As Sen. Elizabeth Warren (D-Mass.) sweeps across Iowa this weekend, the starting gun for the 2020 Democratic presidential race has sounded. And none too soon for a party that is feverish in its desire to find its champion to take on President Trump.
The sheer size of the potential field is daunting, with upward of two dozen names being mentioned. Democrats will be trying to figure out whether the electorate has an appetite for comfort food such as former vice president Joe Biden, or someone with more sizzle, such as former representative Beto O’Rourke of Texas. And, for the first time, white guys may not compose a majority of the top tier of contenders.
But there is something else that anyone who is thinking of jumping into a crowded race will have to consider: a re-engineered primary-season calendar. This foreshortened arrangement of statewide contests will be more daunting for candidates who do not begin with a familiar household name and a big pile of money. It also holds more potential for a surprise breakout star to score across the map.
On Feb. 3 of next year, the very day that Iowans convene for the caucuses that kick off the primary season, the early-voting window will open in California, which has moved up its primary from the customary June date.
The nation’s most populous state will be part of a March 3 “Super Tuesday’’ round of contests that will include another giant trove of delegates in Texas, as well as votes in Alabama, Massachusetts, North Carolina, Oklahoma, Tennessee, Vermont and Virginia. How to allocate a candidate’s time and money among all these states may well be the most crucial tactical decision that any of the campaigns will have to make.
This is a healthy development in many respects. California and other large, diverse states will no longer be relative bystanders in a process that gives outsize importance to the preferences of voters in Iowa and New Hampshire, which are both predominantly white and less urban than the Democratic base as a whole.
These contests do not pick the nominee, but they always winnow the field. Not since Bill Clinton in 1992 has a candidate of either party gone on to win a presidential nomination without taking either Iowa or New Hampshire. At the same time, recent political history is replete with scrappy, insurgent candidates — among them former Arkansas governor Mike Huckabee in 2008 and former Pennsylvania senator Rick Santorum in 2012 — who pulled off stunning victories in Iowa and got crushed after that.
The virtue of putting two small states first is that they put a premium on organization and force candidates to get out and hear the concerns of individual voters face to face.

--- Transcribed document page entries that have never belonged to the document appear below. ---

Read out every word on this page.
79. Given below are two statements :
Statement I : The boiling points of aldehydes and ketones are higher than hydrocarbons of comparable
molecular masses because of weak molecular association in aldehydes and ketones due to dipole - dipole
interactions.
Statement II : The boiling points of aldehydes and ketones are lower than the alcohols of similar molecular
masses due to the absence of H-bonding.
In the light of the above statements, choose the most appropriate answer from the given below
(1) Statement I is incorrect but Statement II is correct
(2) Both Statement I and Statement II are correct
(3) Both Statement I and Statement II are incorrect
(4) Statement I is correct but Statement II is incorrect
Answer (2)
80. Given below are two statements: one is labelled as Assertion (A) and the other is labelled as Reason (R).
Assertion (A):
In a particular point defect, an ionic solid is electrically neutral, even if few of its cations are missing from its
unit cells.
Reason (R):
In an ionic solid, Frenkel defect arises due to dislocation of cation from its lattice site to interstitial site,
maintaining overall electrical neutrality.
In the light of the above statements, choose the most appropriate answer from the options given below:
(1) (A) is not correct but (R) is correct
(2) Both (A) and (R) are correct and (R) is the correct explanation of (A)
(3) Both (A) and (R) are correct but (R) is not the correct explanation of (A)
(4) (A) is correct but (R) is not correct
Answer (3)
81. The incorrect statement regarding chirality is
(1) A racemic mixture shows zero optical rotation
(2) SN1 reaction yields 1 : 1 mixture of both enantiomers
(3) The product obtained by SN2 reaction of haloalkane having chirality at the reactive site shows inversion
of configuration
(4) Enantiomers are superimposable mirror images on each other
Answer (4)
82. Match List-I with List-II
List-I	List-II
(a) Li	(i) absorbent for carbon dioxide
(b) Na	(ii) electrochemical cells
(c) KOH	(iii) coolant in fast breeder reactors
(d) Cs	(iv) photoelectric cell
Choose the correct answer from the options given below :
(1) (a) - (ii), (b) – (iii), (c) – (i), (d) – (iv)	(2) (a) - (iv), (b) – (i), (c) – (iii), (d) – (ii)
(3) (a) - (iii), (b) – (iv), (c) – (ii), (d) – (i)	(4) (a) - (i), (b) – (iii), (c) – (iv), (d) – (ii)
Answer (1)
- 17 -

California, on the other hand, is so enormous that its votes are lost and won on the airwaves and demand a bottomless fundraising capability. The Golden State’s new standing in the lineup may also give at least a marginal advantage to any Californians in the race — notably, if she decides to run, Sen. Kamala D. Harris, who has already won three statewide elections. But Democrats apportion their delegates more closely than Republicans do among the leading finishers, which means any candidate who does well there gets some as a prize.
The paradox is that, by moving their primaries forward, California and other big states may end up making the earliest contests even more important.
California has experimented in the past with moving its primary forward, most recently in 2008. But this time, the effect may be greater, as far more voters are likely to be making their choices before Election Day. In 2008, slightly more than 4 in 10 Democratic primary ballots were mail-in absentee; in last year’s midterm elections, nearly 7 in 10 were.
With Democrats throughout the country closely watching the candidates’ performances, “somebody is going to be a rocket that day. You’re not going to move in California unless something happened to you in Iowa and New Hampshire,” predicts Democratic strategist Joe Trippi, who was Howard Dean’s campaign manager in 2004, when the former Vermont governor’s once-ascendant presidential bid ran aground with a disappointing third-place finish in Iowa.
But the California experience of 2008 is still instructive: By the time the race got to California that year, an eight-candidate field had been whittled to what was a de facto two-person battle between Hillary Clinton and Barack Obama.
Clinton won California by better than eight percentage points but went on to lose the nomination to Obama. What had launched the freshman Illinois senator and given him staying power was proving his appeal in Iowa, where he spent 87 days campaigning before the caucuses. “Our view was that if we didn’t win the Iowa caucuses, we weren’t going to win the nomination,” recalls David Axelrod, then Obama’s chief strategist.
Notching a win in either Iowa or New Hampshire may not determine whether a candidate will be able to go the distance this time around. But one thing remains true: If you fall short early, the rest of the road gets rougher from there.